The Temple is situated upon the higher of the two hills of Palani, known as the Sivagiri. Traditionally, access to it was by the main staircase cut into the hill-side or by the yanai-padhai or elephant’s path, used by the ceremonial elephants. Pilgrims bearing water for the ritual bathing of the idol, and the priests, would use another way also carved into the hill-side but on the opposite side. Over the past half-century, three funicular railway tracks have been laid up the hill for the convenience of the pilgrims, and supplemented by a rope-way within the past decade.
The sanctum of the temple is of early Chera architecture while the covered ambulatory that runs around it bears unmistakable traces of Pandya influence, especially in the form of the two fishes, the Pandyan royal insignia. The walls of the sanctum bear extensive inscriptions in the old Tamil script. Surmounting the sanctum, is a gopuram of gold, with numerous sculptures of the presiding deity, Kartikeya, and gods and goddesses attendant upon him.

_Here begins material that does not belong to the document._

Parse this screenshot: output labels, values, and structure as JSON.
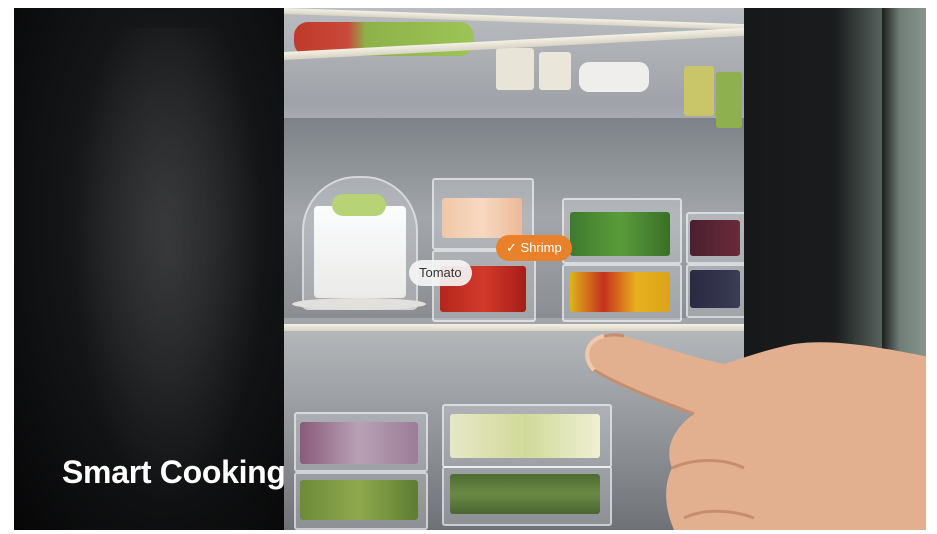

In the first inner prahāram, or ambulatory, around the heart of the temple, are two minor shrines, one each, to Shiva and Parvati, besides one to the Sage Bhogar who is by legend credited with the creation and consecration of the chief idol. In the second outer prahāram, is a celebrated shrine to Ganapati, besides the carriage-house of the Lord’s Golden Chariot.
Sage Narada once visited the celestial court of Lord Shiva at Mount Kailash to present to Him a fruit, the gyana-pazham (literally, the fruit of knowledge), that held in it the elixir of wisdom.
Upon Lord Shiva expressing his intention of dividing the fruit between his two sons, Ganesha and Karthikeya, the Sage counseled Him against cutting it. He decided to award it to whichever of his two sons first circled the world thrice. Accepting the challenge, the Lord Karthikeya started his journey around the globe on his sacred bird, the peacock.
However, Lord Ganesha, who surmised that the world was no more than his parents Shiva and Shakti, circumambulated them. Pleased with their son’s discernment, Lord Shiva awarded the fruit to Lord Ganesha. When the Lord Subrahmanya returned, he was furious to learn that his efforts had been in vain. In deep dudgeon, he decided to leave Mount Kailash and take up his abode in a place where the land and people would be unequivocally his and for him. Thus, it was that He came to what is today known as Pazhani(Palani), a name derived from the manner of His Parents trying to mollify him and prevail upon him to return to Kailash — Gnana Pazham Nee appa (Tamil for “You are the fruit of wisdom sire”), implying that, being the embodiment of wisdom, he had no need for the fruit. Thus, being the abode of wisdom, the place took on its master’s name: Pazham Nee or Pazhani, anglicised as Palani.